In [1]:
import json
from sentence_transformers import SentenceTransformer, util
from transformers import AutoTokenizer
from neo4j import GraphDatabase
from concurrent.futures import ThreadPoolExecutor
from functools import lru_cache
import torch  # Aggiungi import torch per gestire CUDA

# Configurazione del modello SBERT e del tokenizzatore
# Sposta il modello su GPU se disponibile
device = "cuda" if torch.cuda.is_available() else "cpu"
sbert_model = SentenceTransformer('multi-qa-mpnet-base-dot-v1').to(device)
tokenizer = AutoTokenizer.from_pretrained("sentence-transformers/multi-qa-mpnet-base-dot-v1")

class Neo4jHandler:
    def __init__(self, uri, user, password):
        self.driver = GraphDatabase.driver(uri, auth=(user, password))

    def close(self):
        self.driver.close()

    def get_entity_info_from_neo4j(self, term):
        query = """
        MATCH (n:Entity {id: $term})
        OPTIONAL MATCH (n)-[:INSTANCE_OF]->(instance)
        OPTIONAL MATCH (n)-[:SUBCLASS_OF]->(subclass)
        RETURN n.description AS description, collect(DISTINCT instance.id) AS instance_of, collect(DISTINCT subclass.id) AS subclass_of
        """
        with self.driver.session() as session:
            result = session.run(query, term=term).single()
        
        return {
            'description': result['description'] if result and result['description'] else "",
            'instance_of': result['instance_of'] if result and result['instance_of'] else [],
            'subclass_of': result['subclass_of'] if result and result['subclass_of'] else []
        }

@lru_cache(maxsize=None)
def get_embedding(text):
    tokens = tokenizer.encode(text)
    clean_text = tokenizer.decode(tokens, clean_up_tokenization_spaces=True)
    embedding = sbert_model.encode(clean_text, convert_to_tensor=True, device=device)  # Usa il device GPU
    return embedding

def load_stereoset_from_file(filename="stereoset_enriched.json"):
    with open(filename, "r", encoding="utf-8") as file:
        return json.load(file)

def get_batch_entity_info(terms, neo4j_handler):
    term_info = {}
    with ThreadPoolExecutor() as executor:
        results = list(executor.map(neo4j_handler.get_entity_info_from_neo4j, terms))
        for term, result in zip(terms, results):
            term_info[term] = result
    return term_info

def enrich_with_multivectors(dataset, neo4j_handler, similarity_threshold=0.5):
    enriched_data = []
    description_cache = {}

    def process_item(item):
        complete_sentence = str()
        type = None
        context = item["Contesto"]
        sentence = item["Frase"]

        if "BLANK" in context: 
            type = 1
            complete_sentence = sentence
        else:
            type = 2
            complete_sentence = context + " " + sentence
            
        context_embedding = get_embedding(complete_sentence)
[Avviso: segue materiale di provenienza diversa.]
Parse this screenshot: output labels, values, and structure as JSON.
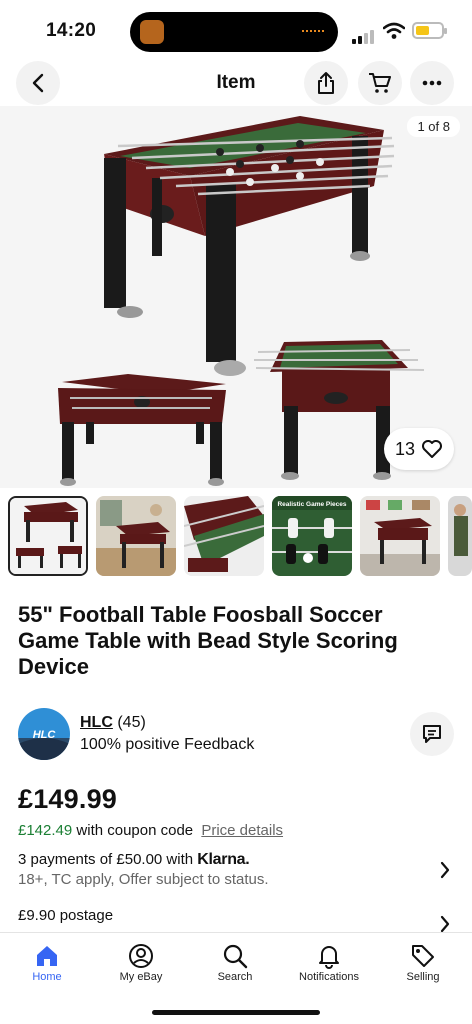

        # Recupera tutte le parole chiave da Soggetti, Oggetti e Sostantivi
        keywords = set(item["Soggetti"] + item["Oggetti"] + item["Sostantivi"] + item["Aggettivi"] + item["Avverbi"])
        term_info = get_batch_entity_info(keywords, neo4j_handler)

        # Calcola la similarità e aggiunge descrizioni rilevanti
        relevant_descriptions = []
        relevant_embeddings = []
        for term in keywords:
            entity_info = term_info.get(term)
            description = entity_info['description']
            if description:
                # Usa la cache per evitare ricomputazioni
                if term not in description_cache:
                    description_cache[term] = get_embedding(description)
                
                # Calcola la similarità direttamente su GPU
                similarity = util.cos_sim(context_embedding, description_cache[term]).item()
                if similarity >= similarity_threshold:
                    relevant_descriptions.append(description)
                    relevant_embeddings.append(description_cache[term])

        # Creazione del multivettore combinato
        if relevant_embeddings:
            combined_embedding = context_embedding + torch.sum(torch.stack(relevant_embeddings), dim=0)
        else:
            combined_embedding = context_embedding

        # Aggiunge il campo Multivettore al JSON
        item["Frase filtrata"] = {
            "Frase completa": {
                "Testo": complete_sentence,
                "Tipo": type,
                "Descrizioni rilevanti": relevant_descriptions,
                "Multivettore": combined_embedding.cpu().tolist()  # Converti il vettore in lista per il JSON
            }
        }

        return item

    with ThreadPoolExecutor() as executor:
        enriched_data = list(executor.map(process_item, dataset))

    return enriched_data

# Configurazione e connessione a Neo4j
neo4j_handler = Neo4jHandler("bolt://localhost:7687", "neo4j", "10086832")

# Carica il dataset e aggiunge i multivettori
stereoset_data = load_stereoset_from_file()
enriched_data = enrich_with_multivectors(stereoset_data, neo4j_handler)

# Salva il file JSON aggiornato
with open("stereoset_with_multivectors_for_clustering.json", "w", encoding="utf-8") as file:
    json.dump(enriched_data, file, ensure_ascii=False, indent=4)

# Chiudi la connessione a Neo4j
neo4j_handler.close()
print("File 'stereoset_with_multivectors_for_clustering.json' generato con successo.")


  from tqdm.autonotebook import tqdm, trange


File 'stereoset_with_multivectors_for_clustering.json' generato con successo.